Treiber 3: Die Eskalation der Bedrohungslage (Ransomware & Supply Chain) Cyberkriminelle suchen gezielt nach den blinden Flecken. Sie attackieren nicht die gut überwachte Firewall, sondern den vergessenen VPN-Zugang, den ungepatchten Test-Server oder die ungesicherte API-Schnittstelle. Die Angriffsfläche (Attack Surface) eines Unternehmens ist nur so klein wie sein schwächstes, unsichtbares Glied.
Von der CMDB zum Cyber Asset Attack Surface Management
Die Konsequenz aus diesen drei Treibern ist eine strategische Evolution. Das klassische IT-Asset-Management (ITAM) als reine “Buchhaltungsübung” reicht nicht mehr aus. Wir bewegen uns in Richtung Cyber Asset Attack Surface Management (CAASM) – einem Ansatz, der die IT-Infrastruktur nicht aus der Perspektive des Buchhalters, sondern aus einer sicherheitsorientierten Innenperspektive betrachtet: Alle Assets werden konsolidiert, auf Sicherheitslücken untersucht und nach Risiko priorisiert.”
CAASM fragt nicht: “Was besitzen wir und was kostet es?” CAASM fragt: “Wo sind wir verwundbar? Welche unserer Systeme sind ungeschützt? Welche Lücken kann ein Hacker ausnutzen?”
Um diese Fragen beantworten zu können, brauchen Sie eine Plattform, die alle IT-Assets (Cloud, On-Premise, OT, Schatten-IT) vollautomatisch entdeckt, konsolidiert und mit Security-Daten anreichert. Eine Plattform, die nicht nur inventarisiert, sondern Angriffsflächen aufdeckt und Sicherheitslücken priorisiert.
Qbilon: Der Weg zur radikalen Transparenz
Qbilon positioniert sich genau an diesem strategischen Wendepunkt. Beginnend als leistungsstarke, automatisierte CMDB, die Unternehmen die NIS-2-Compliance durch historisierte Daten und “Push-Button Evidence” ermöglicht, entwickelt sich Qbilon kontinuierlich in Richtung CAASM.
Über agentenlose API-Integrationen schafft Qbilon die “Single Source of Truth”, die Sie brauchen, um jeden Winkel Ihrer IT-Landschaft auszuleuchten. Schatten-IT wird sichtbar, verwaiste Ressourcen werden identifiziert, und Sicherheitslücken werden mit dem geschäftlichen Kontext verknüpft, der für eine risikobasierte Priorisierung unverzichtbar ist.
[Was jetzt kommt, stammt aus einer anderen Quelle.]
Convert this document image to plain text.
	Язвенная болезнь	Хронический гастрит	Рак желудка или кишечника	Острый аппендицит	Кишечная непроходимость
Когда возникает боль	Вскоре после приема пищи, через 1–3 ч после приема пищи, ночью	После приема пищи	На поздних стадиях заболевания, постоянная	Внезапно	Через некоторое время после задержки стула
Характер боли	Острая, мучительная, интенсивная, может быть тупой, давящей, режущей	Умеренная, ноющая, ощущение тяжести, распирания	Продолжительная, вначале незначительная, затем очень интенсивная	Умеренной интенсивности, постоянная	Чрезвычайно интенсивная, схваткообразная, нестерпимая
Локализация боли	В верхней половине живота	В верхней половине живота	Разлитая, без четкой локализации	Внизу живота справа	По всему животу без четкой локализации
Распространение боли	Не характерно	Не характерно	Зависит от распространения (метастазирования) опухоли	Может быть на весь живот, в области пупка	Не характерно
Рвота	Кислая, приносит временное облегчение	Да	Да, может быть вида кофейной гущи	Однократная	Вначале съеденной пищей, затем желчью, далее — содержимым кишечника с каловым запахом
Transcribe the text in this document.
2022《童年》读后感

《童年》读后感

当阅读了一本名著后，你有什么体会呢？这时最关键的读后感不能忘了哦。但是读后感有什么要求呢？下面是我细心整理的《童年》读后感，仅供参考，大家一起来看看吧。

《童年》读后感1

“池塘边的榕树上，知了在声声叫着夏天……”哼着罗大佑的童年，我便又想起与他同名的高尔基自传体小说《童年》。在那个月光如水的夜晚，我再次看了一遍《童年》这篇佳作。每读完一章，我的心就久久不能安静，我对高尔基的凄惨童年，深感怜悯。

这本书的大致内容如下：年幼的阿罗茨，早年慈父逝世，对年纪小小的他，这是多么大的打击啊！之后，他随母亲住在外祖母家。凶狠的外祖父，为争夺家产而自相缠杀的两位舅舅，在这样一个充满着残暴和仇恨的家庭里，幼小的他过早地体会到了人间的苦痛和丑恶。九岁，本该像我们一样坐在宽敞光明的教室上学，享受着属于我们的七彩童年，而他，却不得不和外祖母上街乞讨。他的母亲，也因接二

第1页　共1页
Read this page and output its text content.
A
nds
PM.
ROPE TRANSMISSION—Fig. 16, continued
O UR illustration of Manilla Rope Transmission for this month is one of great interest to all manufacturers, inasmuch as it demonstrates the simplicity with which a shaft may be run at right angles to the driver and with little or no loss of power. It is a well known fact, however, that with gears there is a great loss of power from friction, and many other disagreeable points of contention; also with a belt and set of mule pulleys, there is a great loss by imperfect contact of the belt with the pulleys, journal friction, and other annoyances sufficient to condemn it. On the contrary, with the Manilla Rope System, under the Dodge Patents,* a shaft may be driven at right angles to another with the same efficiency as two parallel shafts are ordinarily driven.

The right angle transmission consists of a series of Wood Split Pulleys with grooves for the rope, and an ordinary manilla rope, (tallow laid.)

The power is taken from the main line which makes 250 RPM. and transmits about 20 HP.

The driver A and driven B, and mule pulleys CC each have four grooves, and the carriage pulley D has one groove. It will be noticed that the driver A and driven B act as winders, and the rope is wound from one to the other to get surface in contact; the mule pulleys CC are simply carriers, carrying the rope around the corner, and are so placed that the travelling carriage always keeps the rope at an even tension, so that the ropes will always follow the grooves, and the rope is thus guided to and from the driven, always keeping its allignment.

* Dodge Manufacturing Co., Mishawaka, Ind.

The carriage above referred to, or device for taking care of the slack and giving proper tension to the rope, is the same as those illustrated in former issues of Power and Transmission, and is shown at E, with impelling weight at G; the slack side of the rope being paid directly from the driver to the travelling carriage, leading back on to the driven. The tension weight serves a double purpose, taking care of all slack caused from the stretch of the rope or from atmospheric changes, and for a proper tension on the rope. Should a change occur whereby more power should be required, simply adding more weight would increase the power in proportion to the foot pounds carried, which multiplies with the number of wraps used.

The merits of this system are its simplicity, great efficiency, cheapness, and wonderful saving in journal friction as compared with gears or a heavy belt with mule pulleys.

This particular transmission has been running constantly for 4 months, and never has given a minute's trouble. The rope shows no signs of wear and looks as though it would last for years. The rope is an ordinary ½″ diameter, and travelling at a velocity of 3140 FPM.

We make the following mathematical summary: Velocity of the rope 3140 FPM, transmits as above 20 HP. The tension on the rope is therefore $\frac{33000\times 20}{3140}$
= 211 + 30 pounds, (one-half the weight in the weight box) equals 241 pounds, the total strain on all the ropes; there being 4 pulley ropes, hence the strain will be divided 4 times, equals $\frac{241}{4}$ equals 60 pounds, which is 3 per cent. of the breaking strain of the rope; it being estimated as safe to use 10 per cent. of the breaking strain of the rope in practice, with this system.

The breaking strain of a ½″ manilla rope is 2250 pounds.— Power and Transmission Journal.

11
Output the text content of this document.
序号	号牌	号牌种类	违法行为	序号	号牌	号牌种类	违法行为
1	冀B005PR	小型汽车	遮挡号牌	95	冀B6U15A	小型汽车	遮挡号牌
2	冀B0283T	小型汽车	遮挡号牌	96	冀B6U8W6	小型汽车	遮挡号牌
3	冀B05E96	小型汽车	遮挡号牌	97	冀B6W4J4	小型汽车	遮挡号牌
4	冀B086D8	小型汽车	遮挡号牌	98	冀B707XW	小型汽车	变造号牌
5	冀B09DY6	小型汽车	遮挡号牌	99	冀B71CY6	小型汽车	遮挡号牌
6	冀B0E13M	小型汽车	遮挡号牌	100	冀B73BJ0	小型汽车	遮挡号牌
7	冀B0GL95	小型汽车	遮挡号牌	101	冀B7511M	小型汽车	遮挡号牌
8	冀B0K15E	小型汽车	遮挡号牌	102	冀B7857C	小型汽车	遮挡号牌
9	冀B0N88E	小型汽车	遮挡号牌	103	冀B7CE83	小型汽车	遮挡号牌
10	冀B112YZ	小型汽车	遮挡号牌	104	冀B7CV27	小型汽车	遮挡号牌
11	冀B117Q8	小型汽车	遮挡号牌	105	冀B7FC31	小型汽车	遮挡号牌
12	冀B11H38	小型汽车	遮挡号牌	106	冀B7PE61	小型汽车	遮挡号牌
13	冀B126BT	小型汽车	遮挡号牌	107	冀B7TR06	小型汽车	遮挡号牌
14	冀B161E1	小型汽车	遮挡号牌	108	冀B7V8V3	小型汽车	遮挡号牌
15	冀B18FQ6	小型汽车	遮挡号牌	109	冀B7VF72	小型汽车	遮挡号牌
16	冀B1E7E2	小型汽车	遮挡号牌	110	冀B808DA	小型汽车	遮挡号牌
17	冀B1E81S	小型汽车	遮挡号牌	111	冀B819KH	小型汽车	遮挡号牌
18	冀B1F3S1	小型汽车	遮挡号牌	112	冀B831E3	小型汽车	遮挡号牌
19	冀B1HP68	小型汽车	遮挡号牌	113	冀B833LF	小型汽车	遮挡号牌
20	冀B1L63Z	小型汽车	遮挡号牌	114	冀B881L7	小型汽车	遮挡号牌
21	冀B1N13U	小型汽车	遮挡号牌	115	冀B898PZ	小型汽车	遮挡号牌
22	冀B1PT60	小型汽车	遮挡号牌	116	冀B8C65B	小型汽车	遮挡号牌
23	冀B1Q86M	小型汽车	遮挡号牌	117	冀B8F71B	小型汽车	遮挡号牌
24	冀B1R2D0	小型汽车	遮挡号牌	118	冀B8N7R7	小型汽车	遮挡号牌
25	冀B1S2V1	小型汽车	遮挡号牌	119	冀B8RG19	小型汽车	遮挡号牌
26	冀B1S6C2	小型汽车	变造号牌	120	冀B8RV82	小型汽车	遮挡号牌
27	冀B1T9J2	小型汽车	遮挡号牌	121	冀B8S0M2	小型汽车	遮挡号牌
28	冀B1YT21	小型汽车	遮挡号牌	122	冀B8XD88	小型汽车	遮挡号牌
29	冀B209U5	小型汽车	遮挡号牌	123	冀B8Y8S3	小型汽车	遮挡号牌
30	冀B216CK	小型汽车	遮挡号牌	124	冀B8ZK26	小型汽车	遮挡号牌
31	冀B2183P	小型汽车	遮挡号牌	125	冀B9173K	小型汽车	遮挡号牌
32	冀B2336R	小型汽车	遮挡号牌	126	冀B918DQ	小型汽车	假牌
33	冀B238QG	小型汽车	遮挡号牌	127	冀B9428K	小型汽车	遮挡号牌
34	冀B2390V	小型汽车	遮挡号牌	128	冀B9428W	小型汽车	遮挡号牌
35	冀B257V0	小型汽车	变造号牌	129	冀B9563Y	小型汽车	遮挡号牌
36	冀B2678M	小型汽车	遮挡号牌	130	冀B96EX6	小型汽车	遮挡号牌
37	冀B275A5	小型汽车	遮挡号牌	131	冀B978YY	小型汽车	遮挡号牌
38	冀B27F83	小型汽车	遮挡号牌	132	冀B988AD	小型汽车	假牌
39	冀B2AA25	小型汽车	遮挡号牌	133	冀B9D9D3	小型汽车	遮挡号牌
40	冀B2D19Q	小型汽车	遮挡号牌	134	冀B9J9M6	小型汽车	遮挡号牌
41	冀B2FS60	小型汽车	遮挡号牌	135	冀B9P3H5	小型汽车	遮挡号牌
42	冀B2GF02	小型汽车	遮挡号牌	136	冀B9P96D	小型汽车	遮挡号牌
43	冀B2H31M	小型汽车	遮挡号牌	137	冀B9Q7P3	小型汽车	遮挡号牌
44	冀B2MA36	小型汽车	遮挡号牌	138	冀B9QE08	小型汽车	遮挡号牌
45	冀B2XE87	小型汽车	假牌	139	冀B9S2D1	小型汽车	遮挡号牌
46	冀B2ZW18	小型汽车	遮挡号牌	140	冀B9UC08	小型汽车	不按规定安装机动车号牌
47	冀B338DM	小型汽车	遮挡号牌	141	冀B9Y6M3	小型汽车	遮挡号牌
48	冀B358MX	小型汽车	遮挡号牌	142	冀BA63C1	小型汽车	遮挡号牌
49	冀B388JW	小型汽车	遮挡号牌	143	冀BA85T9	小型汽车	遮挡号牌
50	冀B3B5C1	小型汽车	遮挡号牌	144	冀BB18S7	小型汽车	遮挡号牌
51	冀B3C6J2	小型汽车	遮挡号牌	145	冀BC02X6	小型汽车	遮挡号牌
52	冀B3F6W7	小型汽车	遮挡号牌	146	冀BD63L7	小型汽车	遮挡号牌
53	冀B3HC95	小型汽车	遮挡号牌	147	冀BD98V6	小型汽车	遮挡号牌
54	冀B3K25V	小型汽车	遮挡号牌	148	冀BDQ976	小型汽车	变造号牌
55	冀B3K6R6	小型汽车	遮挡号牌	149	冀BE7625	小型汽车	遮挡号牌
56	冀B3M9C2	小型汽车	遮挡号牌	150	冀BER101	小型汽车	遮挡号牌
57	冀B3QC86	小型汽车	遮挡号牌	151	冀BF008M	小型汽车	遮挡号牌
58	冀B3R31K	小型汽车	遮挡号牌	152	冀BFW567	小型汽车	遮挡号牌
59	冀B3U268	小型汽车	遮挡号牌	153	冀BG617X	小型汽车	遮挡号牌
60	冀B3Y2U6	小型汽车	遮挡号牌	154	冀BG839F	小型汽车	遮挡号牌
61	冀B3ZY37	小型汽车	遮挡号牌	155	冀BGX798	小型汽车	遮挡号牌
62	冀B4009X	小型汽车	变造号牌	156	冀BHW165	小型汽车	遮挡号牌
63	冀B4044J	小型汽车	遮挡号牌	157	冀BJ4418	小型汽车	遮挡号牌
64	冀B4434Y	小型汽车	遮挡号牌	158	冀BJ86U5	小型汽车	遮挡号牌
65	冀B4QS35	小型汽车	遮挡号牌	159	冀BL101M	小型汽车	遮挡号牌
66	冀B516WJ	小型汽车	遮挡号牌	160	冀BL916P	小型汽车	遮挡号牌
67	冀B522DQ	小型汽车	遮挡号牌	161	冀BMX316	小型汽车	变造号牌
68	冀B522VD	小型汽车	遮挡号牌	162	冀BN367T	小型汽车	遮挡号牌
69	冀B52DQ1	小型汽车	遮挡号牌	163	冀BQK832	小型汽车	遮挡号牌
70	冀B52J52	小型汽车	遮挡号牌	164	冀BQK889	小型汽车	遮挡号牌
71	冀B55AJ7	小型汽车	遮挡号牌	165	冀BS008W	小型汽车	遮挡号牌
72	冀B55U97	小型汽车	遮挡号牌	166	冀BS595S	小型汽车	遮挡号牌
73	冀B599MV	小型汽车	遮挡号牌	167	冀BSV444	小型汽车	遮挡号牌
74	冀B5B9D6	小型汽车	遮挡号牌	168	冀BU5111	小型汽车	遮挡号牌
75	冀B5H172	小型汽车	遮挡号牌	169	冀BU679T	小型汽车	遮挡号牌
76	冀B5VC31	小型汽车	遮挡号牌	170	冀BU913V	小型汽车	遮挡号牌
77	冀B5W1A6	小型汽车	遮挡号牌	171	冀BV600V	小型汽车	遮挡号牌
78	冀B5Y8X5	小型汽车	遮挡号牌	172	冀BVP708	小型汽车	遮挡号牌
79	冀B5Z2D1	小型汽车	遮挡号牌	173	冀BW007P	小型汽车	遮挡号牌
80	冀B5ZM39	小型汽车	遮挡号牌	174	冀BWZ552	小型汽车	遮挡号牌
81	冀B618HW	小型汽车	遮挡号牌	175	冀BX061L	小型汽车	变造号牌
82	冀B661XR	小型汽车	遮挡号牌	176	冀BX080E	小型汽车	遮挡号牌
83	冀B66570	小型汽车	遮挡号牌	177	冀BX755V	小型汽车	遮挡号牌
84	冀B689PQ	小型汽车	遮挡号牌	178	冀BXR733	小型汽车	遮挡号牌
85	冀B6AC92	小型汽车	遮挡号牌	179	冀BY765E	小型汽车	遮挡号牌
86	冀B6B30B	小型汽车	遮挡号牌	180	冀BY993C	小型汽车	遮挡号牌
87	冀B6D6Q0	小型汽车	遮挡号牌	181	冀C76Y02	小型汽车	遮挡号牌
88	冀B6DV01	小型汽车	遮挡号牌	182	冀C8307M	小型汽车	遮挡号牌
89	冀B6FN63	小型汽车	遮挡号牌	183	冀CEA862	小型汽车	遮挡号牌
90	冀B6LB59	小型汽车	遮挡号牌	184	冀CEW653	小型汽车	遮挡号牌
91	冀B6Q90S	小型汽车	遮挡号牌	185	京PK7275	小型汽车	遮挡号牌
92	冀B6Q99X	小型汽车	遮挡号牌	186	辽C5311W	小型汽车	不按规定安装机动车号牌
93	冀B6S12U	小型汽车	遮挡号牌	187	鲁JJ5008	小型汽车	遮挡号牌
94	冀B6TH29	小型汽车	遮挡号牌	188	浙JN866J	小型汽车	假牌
Fazit: Sichtbarkeit ist das neue Fundament
Im Jahr 2026 können Sie es sich nicht mehr leisten, blind zu operieren. Die regulatorischen, operativen und sicherheitstechnischen Zwänge verlangen nach radikaler Transparenz. Ob Sie NIS-2-Audits bestehen, Ihre Cloud-Kosten optimieren oder Ihre Angriffsfläche minimieren wollen – alles beginnt mit derselben Grundvoraussetzung: Sie müssen wissen, was in Ihrem Netzwerk existiert.
Beginnen Sie jetzt mit dem Aufbau Ihrer “Single Source of Truth”. Beenden Sie den Blindflug. Denn nur was Sie sehen, können Sie schützen.